Процветание Англии и Америки вскоре оказало обратное влияние на европейский материк. Уже летом 1849 г. в Германии, в особенности в Рейнской провинции, фабрики работали неплохо, а с конца 1849 г. началось общее деловое оживление. Это возобновившееся процветание, которое наши немецкие бюргеры наивно приписывают восстановлению порядка и спокойствия, на самом деле основано исключительно на возобновлении процветания в Англии и увеличении спроса на продукты промышленности на американских и тропических рынках. В 1850 г. в промышленности и торговле происходит еще больший подъем; совершенно так же, как и в Англии, внезапно обнаружился излишек капитала и началось необычайное оживление на денежном рынке; отчеты о франкфуртской и лейпцигской осенних ярмарках в высшей степени утешительны для заинтересованных буржуа. Шлезвиг-гольштейнские и кургессенские события[271], борьба вокруг вопроса о создании Германского союза и угрожающие ноты Австрии и Пруссии ни на минуту не могли задержать развитие этих признаков процветания, как иронически замечает «Economist», преисполненный чисто лондонского сознания своего превосходства.
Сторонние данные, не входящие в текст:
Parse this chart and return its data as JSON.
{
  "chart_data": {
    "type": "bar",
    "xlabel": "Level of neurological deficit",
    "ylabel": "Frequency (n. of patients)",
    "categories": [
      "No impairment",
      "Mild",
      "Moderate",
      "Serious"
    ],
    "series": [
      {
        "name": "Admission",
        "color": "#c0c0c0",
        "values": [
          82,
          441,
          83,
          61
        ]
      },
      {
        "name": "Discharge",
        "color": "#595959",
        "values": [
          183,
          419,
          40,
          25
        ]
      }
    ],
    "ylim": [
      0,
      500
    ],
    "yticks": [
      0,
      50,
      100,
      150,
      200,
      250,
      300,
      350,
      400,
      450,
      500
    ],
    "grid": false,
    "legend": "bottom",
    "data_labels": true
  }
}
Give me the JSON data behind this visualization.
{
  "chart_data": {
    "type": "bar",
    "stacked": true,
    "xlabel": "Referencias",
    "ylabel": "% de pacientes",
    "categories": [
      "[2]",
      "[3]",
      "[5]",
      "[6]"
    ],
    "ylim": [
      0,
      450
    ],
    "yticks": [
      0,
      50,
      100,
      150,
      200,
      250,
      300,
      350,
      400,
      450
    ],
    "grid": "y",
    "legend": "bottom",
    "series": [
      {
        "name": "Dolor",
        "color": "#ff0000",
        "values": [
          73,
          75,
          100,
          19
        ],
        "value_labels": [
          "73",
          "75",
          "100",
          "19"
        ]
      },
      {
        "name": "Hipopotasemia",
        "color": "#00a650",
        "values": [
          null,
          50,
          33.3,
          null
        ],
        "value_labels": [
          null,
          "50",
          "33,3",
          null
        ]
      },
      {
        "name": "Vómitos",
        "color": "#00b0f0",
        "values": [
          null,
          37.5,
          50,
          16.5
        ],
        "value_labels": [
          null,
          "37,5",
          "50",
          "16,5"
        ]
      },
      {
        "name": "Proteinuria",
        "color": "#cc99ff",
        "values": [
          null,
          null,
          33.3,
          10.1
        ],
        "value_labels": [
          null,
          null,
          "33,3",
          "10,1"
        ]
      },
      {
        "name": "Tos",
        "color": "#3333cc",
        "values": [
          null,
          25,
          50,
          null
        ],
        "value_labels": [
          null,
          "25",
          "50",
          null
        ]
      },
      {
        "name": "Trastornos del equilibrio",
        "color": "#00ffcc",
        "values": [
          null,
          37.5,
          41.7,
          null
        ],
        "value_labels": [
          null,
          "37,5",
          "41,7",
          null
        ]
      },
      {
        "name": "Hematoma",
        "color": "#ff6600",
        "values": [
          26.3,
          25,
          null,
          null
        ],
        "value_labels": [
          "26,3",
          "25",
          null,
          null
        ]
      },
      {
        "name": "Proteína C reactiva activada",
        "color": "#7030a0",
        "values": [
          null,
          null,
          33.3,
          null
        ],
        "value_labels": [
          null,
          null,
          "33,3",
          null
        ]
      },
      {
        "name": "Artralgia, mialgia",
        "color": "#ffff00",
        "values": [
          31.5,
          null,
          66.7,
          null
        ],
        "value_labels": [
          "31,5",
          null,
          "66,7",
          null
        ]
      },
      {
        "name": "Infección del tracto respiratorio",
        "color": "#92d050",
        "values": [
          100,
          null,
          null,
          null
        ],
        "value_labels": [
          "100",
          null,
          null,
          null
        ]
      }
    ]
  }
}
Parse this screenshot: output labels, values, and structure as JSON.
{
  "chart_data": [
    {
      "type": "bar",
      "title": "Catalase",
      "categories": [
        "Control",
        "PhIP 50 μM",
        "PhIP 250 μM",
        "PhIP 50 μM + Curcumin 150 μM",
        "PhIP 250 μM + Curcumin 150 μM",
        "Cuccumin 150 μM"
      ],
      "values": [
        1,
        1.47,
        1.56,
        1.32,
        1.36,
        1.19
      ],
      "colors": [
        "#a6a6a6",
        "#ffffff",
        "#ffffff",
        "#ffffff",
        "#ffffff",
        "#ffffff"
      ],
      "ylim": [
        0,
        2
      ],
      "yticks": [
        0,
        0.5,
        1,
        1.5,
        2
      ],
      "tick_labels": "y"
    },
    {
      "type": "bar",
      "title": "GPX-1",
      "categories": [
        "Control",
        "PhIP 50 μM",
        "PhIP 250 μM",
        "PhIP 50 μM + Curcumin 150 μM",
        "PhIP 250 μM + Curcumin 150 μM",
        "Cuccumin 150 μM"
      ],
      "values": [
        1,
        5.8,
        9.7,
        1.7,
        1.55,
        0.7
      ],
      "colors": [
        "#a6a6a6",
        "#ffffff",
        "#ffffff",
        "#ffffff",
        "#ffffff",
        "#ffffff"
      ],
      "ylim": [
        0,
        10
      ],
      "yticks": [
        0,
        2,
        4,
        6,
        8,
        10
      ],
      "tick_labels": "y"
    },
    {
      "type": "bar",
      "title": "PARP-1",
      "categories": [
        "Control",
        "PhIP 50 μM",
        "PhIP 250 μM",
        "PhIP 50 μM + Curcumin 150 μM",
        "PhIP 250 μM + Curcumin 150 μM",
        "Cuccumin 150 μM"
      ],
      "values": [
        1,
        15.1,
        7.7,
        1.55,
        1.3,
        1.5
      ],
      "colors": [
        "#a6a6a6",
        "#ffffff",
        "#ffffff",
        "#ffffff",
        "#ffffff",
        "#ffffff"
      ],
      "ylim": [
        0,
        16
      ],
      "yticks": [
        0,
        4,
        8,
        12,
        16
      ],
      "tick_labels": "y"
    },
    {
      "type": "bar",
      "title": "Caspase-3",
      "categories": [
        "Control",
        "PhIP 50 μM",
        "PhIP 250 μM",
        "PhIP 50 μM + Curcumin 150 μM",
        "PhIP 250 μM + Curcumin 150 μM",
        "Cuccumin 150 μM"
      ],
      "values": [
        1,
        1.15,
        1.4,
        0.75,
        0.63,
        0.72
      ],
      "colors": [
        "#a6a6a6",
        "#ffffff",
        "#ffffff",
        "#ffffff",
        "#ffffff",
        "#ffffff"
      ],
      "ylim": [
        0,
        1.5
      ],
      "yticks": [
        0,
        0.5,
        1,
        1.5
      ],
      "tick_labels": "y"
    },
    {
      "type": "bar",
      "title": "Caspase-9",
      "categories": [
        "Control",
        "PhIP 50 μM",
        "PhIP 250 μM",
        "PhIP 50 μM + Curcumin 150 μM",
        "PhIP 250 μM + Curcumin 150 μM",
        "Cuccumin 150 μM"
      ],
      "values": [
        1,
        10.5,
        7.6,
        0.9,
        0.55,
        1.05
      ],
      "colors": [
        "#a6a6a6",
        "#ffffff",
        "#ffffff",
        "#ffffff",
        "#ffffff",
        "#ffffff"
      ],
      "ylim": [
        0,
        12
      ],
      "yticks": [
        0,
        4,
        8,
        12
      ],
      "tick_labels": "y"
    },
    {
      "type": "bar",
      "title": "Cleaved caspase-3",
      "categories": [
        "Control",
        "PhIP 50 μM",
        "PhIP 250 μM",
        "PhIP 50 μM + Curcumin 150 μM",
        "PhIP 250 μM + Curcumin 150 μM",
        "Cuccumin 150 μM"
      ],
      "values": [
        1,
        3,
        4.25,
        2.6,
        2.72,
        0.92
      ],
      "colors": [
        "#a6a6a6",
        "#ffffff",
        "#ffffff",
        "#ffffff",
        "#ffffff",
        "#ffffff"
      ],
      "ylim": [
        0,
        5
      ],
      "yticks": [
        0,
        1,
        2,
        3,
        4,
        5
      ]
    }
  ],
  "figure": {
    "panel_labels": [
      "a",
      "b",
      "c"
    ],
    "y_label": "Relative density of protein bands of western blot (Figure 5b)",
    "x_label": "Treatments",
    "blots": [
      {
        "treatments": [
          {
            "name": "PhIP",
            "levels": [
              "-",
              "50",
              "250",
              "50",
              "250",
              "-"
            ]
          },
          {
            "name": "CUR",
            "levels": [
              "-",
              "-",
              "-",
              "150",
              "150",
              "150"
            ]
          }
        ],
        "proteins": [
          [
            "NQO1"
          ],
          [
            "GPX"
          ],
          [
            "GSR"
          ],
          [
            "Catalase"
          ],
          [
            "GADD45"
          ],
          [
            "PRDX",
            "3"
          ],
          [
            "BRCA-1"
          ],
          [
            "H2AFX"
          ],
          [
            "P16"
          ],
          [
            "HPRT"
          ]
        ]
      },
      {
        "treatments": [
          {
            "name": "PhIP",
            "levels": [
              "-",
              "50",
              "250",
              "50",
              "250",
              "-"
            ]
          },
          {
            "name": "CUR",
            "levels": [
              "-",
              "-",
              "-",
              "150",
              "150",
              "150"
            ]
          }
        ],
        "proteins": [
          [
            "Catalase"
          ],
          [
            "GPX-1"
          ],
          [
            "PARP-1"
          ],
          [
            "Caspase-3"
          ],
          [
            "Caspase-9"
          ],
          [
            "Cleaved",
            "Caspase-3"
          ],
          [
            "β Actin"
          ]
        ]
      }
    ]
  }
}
Такие же симптомы стали обнаруживаться во Франции с 1849 г., а в особенности с начала 1850 года. Парижская промышленность полностью загружена работой, хлопчатобумажные фабрики в Руане и Мюльхаузене также работают довольно хорошо, хотя, так же как и в Англии, тут помехой явились высокие цены на сырье. При этом развитию процветания во Франции особенно содействовали широкая таможенная реформа в Испании и понижение пошлин на различные предметы роскоши в Мексике. Вывоз французских товаров на оба эти рынка сильно увеличился. Рост капиталов повел во Франции к целому ряду спекулятивных предприятий, поводом для которых послужила эксплуатация в крупном масштабе калифорнийских золотых приисков. Возникла масса обществ, которые своими мелкими акциями и подкрашенными социализмом проспектами апеллируют непосредственно к кошельку мелких буржуа и рабочих, но в общем сводятся к тому чистейшему надувательству, которое свойственно только французам и китайцам. Одно из этих обществ пользуется даже прямым покровительством правительства. Ввозные пошлины составили во Франции за первые девять месяцев 1848 г. 63 миллиона франков, за девять месяцев 1849 г. — 95 миллионов франков, а за девять месяцев 1850 г. — 93 миллиона франков. Впрочем, в сентябре 1850 г. они опять выросли больше чем на один миллион по сравнению с тем же месяцем 1849 года. Вывоз также повысился в 1849 г. и еще больше в 1850 году.

вернуться

271

Речь идет о национально-освободительной войне Шлезвига и Гольштейна против Дании, начатой в марте 1848 г. и продолжавшейся с перерывами до конца июня 1850 года. Под влиянием февральской революции во Франции и мартовской революции в Германии население Шлезвига и Гольштейна, добивавшееся присоединения к Германии, подняло восстание против датского господства и создало временное правительство во главе с герцогом Аугустенбургским, Безелером и Ревентловым. Это правительство обратилось к германскому Союзному сейму и к Пруссии за помощью. Учитывая, что общественное мнение Германии на стороне Шлезвига и Гольштейна, прусские правительственные круги начали показную войну против Дании, в ходе которой на каждом шагу предавали революционную шлезвиг-гольштейнскую армию. В августе 1848 г. Пруссия заключила с Данией в Мальмё предательское перемирие сроком на 7 месяцев; по условиям перемирия фактически были ликвидированы все демократические завоевания населения Шлезвига и Гольштейна. Так как противоречия между воюющими сторонами не были разрешены, то по истечении 7 месяцев, в марте 1849 г., война возобновилась. Военные действия, проходившие с переменным успехом, закончились новым предательством Пруссии, заключившей 2 июня 1850 г. мир с Данией вопреки национальным интересам Германии. Население Шлезвига и Гольштейна, недовольное капитулянтским соглашением, решило продолжить войну собственными силами. Однако в битве при Иштедте (24–25 июля 1850 г.) шлезвиг-гольштейнская армия была разбита датскими войсками и прекратила сопротивление.

События в Кургессене — см. дальше, стр. 485 и примечание 298.